I can hear the wind howling and my phone is buzzing with severe weather warnings and the radio's been boasting cancelations all afternoon. All of it reminding me what the next few weeks will offer, which is absolutely nothing special.
As my hump day workday ends, my mind began to wonder. Tomorrow is Thursday. And as I have each week since that terrible day last April, I realized that I won’t be getting my weekly call from Smartie tomorrow; or ever again.
I remember the day we met. It was in April of 2004 and we hit it out of the park from the get-go. Both working in manufacturing, we stayed on straight evenings
so that we could save big dollars on daycare. An eighteen year friendship, that ended with his death on almost the same day in April that it started.
That said, as I type, it’s like I am stuck.
Whenever I mention him to others in passing, I instantly tear up. Which is immediately followed by
an apology disclosing, “I just can’t seem to get over his death.”

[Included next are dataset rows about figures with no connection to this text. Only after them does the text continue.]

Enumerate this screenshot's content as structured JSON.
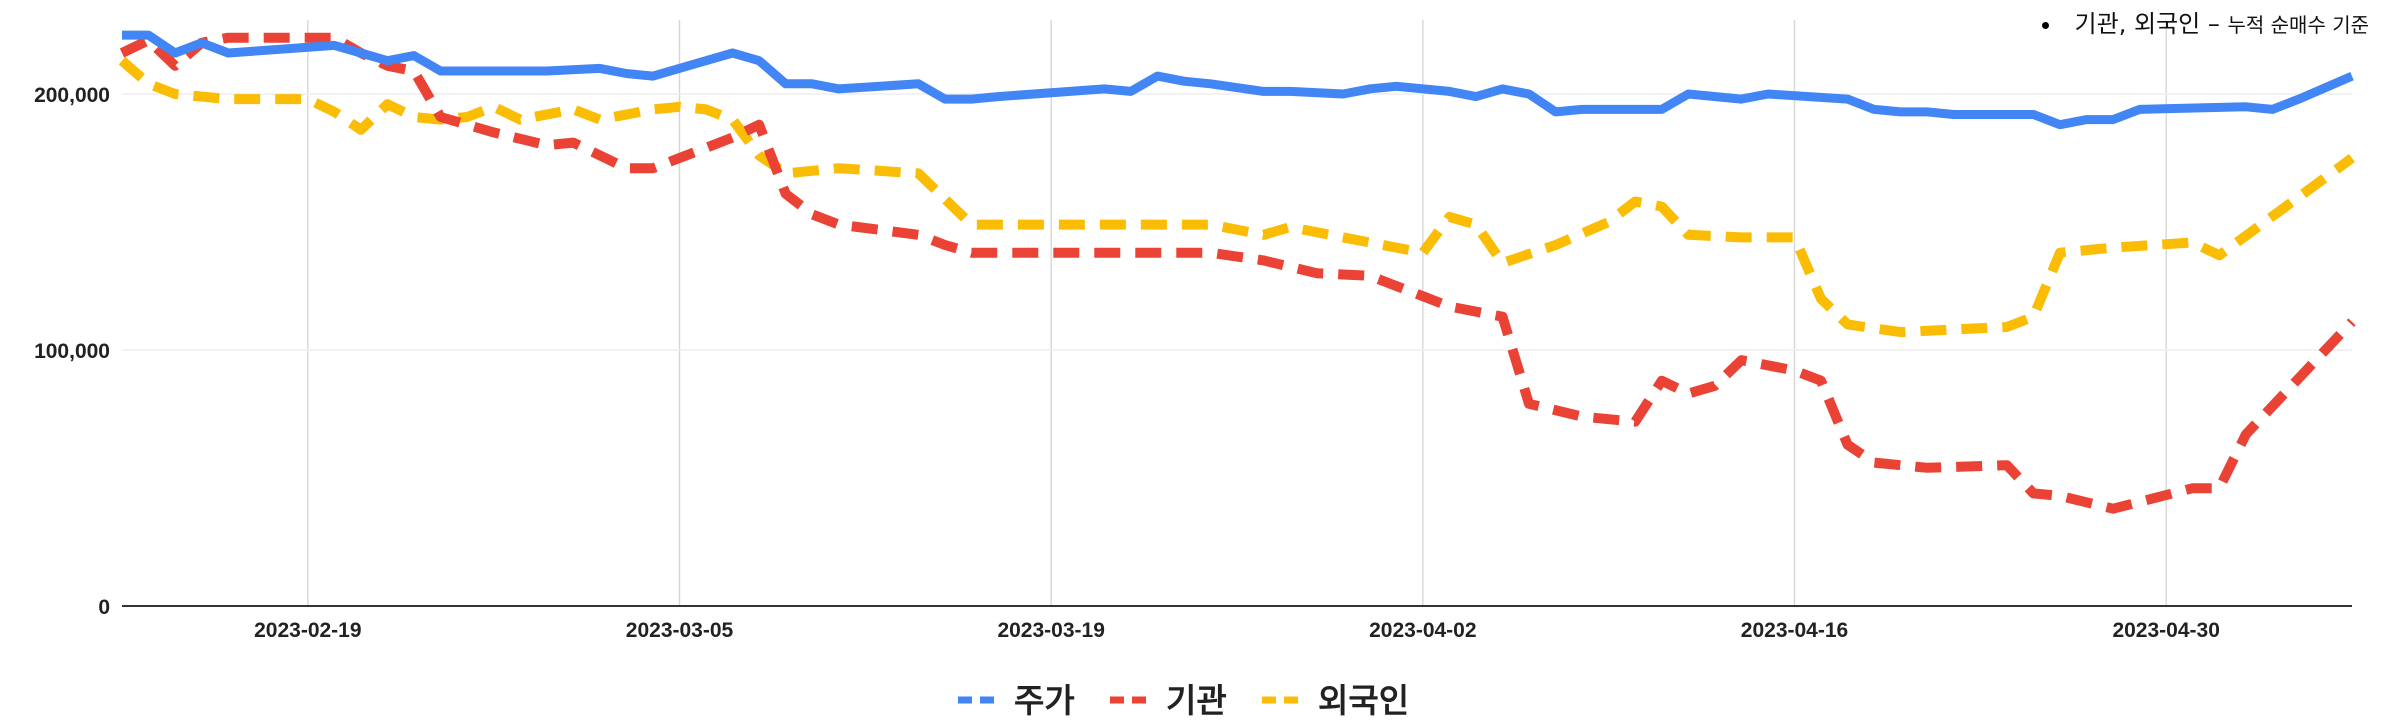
{
  "note": {
    "main": "기관, 외국인",
    "dash": "–",
    "small": "누적 순매수 기준"
  },
  "chart_data": {
    "type": "line",
    "x_start": "2023-02-13",
    "xlim": [
      "2023-02-12",
      "2023-05-07"
    ],
    "ylim": [
      0,
      225000
    ],
    "x_ticks": [
      "2023-02-19",
      "2023-03-05",
      "2023-03-19",
      "2023-04-02",
      "2023-04-16",
      "2023-04-30"
    ],
    "y_ticks": [
      0,
      100000,
      200000
    ],
    "y_tick_labels": [
      "0",
      "100,000",
      "200,000"
    ],
    "grid": true,
    "legend_position": "bottom",
    "series": [
      {
        "name": "주가",
        "color": "#4285f4",
        "dash": "solid",
        "points": [
          [
            "2023-02-12",
            223000
          ],
          [
            "2023-02-13",
            223000
          ],
          [
            "2023-02-14",
            216000
          ],
          [
            "2023-02-15",
            220000
          ],
          [
            "2023-02-16",
            216000
          ],
          [
            "2023-02-20",
            219000
          ],
          [
            "2023-02-21",
            216000
          ],
          [
            "2023-02-22",
            213000
          ],
          [
            "2023-02-23",
            215000
          ],
          [
            "2023-02-24",
            209000
          ],
          [
            "2023-02-28",
            209000
          ],
          [
            "2023-03-02",
            210000
          ],
          [
            "2023-03-03",
            208000
          ],
          [
            "2023-03-04",
            207000
          ],
          [
            "2023-03-06",
            213000
          ],
          [
            "2023-03-07",
            216000
          ],
          [
            "2023-03-08",
            213000
          ],
          [
            "2023-03-09",
            204000
          ],
          [
            "2023-03-10",
            204000
          ],
          [
            "2023-03-11",
            202000
          ],
          [
            "2023-03-14",
            204000
          ],
          [
            "2023-03-15",
            198000
          ],
          [
            "2023-03-16",
            198000
          ],
          [
            "2023-03-17",
            199000
          ],
          [
            "2023-03-21",
            202000
          ],
          [
            "2023-03-22",
            201000
          ],
          [
            "2023-03-23",
            207000
          ],
          [
            "2023-03-24",
            205000
          ],
          [
            "2023-03-25",
            204000
          ],
          [
            "2023-03-27",
            201000
          ],
          [
            "2023-03-28",
            201000
          ],
          [
            "2023-03-30",
            200000
          ],
          [
            "2023-03-31",
            202000
          ],
          [
            "2023-04-01",
            203000
          ],
          [
            "2023-04-03",
            201000
          ],
          [
            "2023-04-04",
            199000
          ],
          [
            "2023-04-05",
            202000
          ],
          [
            "2023-04-06",
            200000
          ],
          [
            "2023-04-07",
            193000
          ],
          [
            "2023-04-08",
            194000
          ],
          [
            "2023-04-11",
            194000
          ],
          [
            "2023-04-12",
            200000
          ],
          [
            "2023-04-14",
            198000
          ],
          [
            "2023-04-15",
            200000
          ],
          [
            "2023-04-18",
            198000
          ],
          [
            "2023-04-19",
            194000
          ],
          [
            "2023-04-20",
            193000
          ],
          [
            "2023-04-21",
            193000
          ],
          [
            "2023-04-22",
            192000
          ],
          [
            "2023-04-25",
            192000
          ],
          [
            "2023-04-26",
            188000
          ],
          [
            "2023-04-27",
            190000
          ],
          [
            "2023-04-28",
            190000
          ],
          [
            "2023-04-29",
            194000
          ],
          [
            "2023-05-03",
            195000
          ],
          [
            "2023-05-04",
            194000
          ],
          [
            "2023-05-05",
            198000
          ],
          [
            "2023-05-07",
            207000
          ]
        ]
      },
      {
        "name": "기관",
        "color": "#ea4335",
        "dash": "dashed",
        "points": [
          [
            "2023-02-12",
            216000
          ],
          [
            "2023-02-13",
            221000
          ],
          [
            "2023-02-14",
            211000
          ],
          [
            "2023-02-15",
            220000
          ],
          [
            "2023-02-16",
            222000
          ],
          [
            "2023-02-20",
            222000
          ],
          [
            "2023-02-21",
            216000
          ],
          [
            "2023-02-22",
            211000
          ],
          [
            "2023-02-23",
            209000
          ],
          [
            "2023-02-24",
            191000
          ],
          [
            "2023-02-26",
            185000
          ],
          [
            "2023-02-28",
            180000
          ],
          [
            "2023-03-01",
            181000
          ],
          [
            "2023-03-03",
            171000
          ],
          [
            "2023-03-04",
            171000
          ],
          [
            "2023-03-06",
            179000
          ],
          [
            "2023-03-07",
            183000
          ],
          [
            "2023-03-08",
            188000
          ],
          [
            "2023-03-09",
            161000
          ],
          [
            "2023-03-10",
            153000
          ],
          [
            "2023-03-11",
            149000
          ],
          [
            "2023-03-14",
            145000
          ],
          [
            "2023-03-15",
            141000
          ],
          [
            "2023-03-16",
            138000
          ],
          [
            "2023-03-21",
            138000
          ],
          [
            "2023-03-25",
            138000
          ],
          [
            "2023-03-27",
            135000
          ],
          [
            "2023-03-29",
            130000
          ],
          [
            "2023-03-31",
            129000
          ],
          [
            "2023-04-02",
            121000
          ],
          [
            "2023-04-03",
            117000
          ],
          [
            "2023-04-05",
            113000
          ],
          [
            "2023-04-06",
            79000
          ],
          [
            "2023-04-08",
            74000
          ],
          [
            "2023-04-10",
            72000
          ],
          [
            "2023-04-11",
            88000
          ],
          [
            "2023-04-12",
            83000
          ],
          [
            "2023-04-13",
            86000
          ],
          [
            "2023-04-14",
            96000
          ],
          [
            "2023-04-16",
            92000
          ],
          [
            "2023-04-17",
            88000
          ],
          [
            "2023-04-18",
            63000
          ],
          [
            "2023-04-19",
            56000
          ],
          [
            "2023-04-21",
            54000
          ],
          [
            "2023-04-24",
            55000
          ],
          [
            "2023-04-25",
            44000
          ],
          [
            "2023-04-26",
            43000
          ],
          [
            "2023-04-28",
            38000
          ],
          [
            "2023-05-01",
            46000
          ],
          [
            "2023-05-02",
            46000
          ],
          [
            "2023-05-03",
            67000
          ],
          [
            "2023-05-07",
            111000
          ]
        ]
      },
      {
        "name": "외국인",
        "color": "#fbbc04",
        "dash": "dashed",
        "points": [
          [
            "2023-02-12",
            213000
          ],
          [
            "2023-02-13",
            204000
          ],
          [
            "2023-02-14",
            200000
          ],
          [
            "2023-02-16",
            198000
          ],
          [
            "2023-02-18",
            198000
          ],
          [
            "2023-02-19",
            198000
          ],
          [
            "2023-02-20",
            193000
          ],
          [
            "2023-02-21",
            186000
          ],
          [
            "2023-02-22",
            196000
          ],
          [
            "2023-02-23",
            191000
          ],
          [
            "2023-02-24",
            190000
          ],
          [
            "2023-02-25",
            191000
          ],
          [
            "2023-02-26",
            195000
          ],
          [
            "2023-02-27",
            190000
          ],
          [
            "2023-03-01",
            194000
          ],
          [
            "2023-03-02",
            190000
          ],
          [
            "2023-03-04",
            194000
          ],
          [
            "2023-03-05",
            195000
          ],
          [
            "2023-03-06",
            194000
          ],
          [
            "2023-03-07",
            190000
          ],
          [
            "2023-03-08",
            176000
          ],
          [
            "2023-03-09",
            169000
          ],
          [
            "2023-03-10",
            170000
          ],
          [
            "2023-03-11",
            171000
          ],
          [
            "2023-03-14",
            169000
          ],
          [
            "2023-03-16",
            149000
          ],
          [
            "2023-03-19",
            149000
          ],
          [
            "2023-03-23",
            149000
          ],
          [
            "2023-03-25",
            149000
          ],
          [
            "2023-03-27",
            145000
          ],
          [
            "2023-03-28",
            148000
          ],
          [
            "2023-03-29",
            146000
          ],
          [
            "2023-03-31",
            142000
          ],
          [
            "2023-04-02",
            138000
          ],
          [
            "2023-04-03",
            152000
          ],
          [
            "2023-04-04",
            149000
          ],
          [
            "2023-04-05",
            134000
          ],
          [
            "2023-04-07",
            141000
          ],
          [
            "2023-04-09",
            150000
          ],
          [
            "2023-04-10",
            158000
          ],
          [
            "2023-04-11",
            156000
          ],
          [
            "2023-04-12",
            145000
          ],
          [
            "2023-04-14",
            144000
          ],
          [
            "2023-04-16",
            144000
          ],
          [
            "2023-04-17",
            120000
          ],
          [
            "2023-04-18",
            110000
          ],
          [
            "2023-04-20",
            107000
          ],
          [
            "2023-04-22",
            108000
          ],
          [
            "2023-04-24",
            109000
          ],
          [
            "2023-04-25",
            113000
          ],
          [
            "2023-04-26",
            138000
          ],
          [
            "2023-04-28",
            140000
          ],
          [
            "2023-05-01",
            142000
          ],
          [
            "2023-05-02",
            137000
          ],
          [
            "2023-05-07",
            175000
          ]
        ]
      }
    ]
  }
}
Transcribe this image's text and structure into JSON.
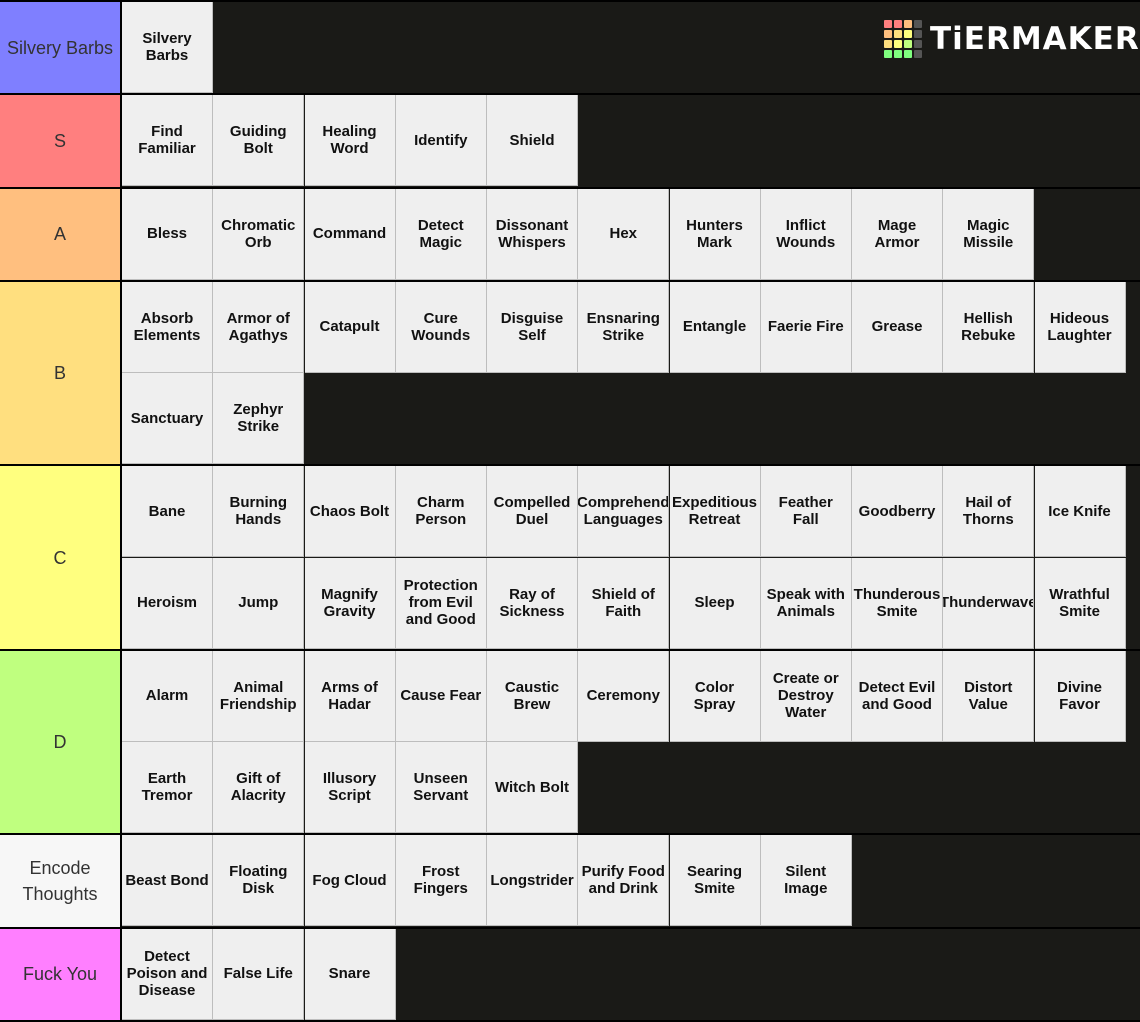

I feel a true emptiness, and all these months later his absence is still raw. Each time I get try to process why, I wonder if it could be because I wasn’t offered proper closure.
Because, for obvious reasons, I wasn’t invited to his intimate private service.
I could make excuses, but the truth of the
matter is that I disliked his wife in high school and absolutely detested
her by the time their marriage ended. Not looking to expand on why, other than
to say he was my friend, and she was not. Either way, he’s gone and I truly miss him.
As I stop typing and glance out the window, I see the snow is now blowing on a 45 degree angle.
I guess I should get my ass into the
kitchen, get some grub going, and feed the pups while we still have hydro.
Once again, thanks for listening to me blather.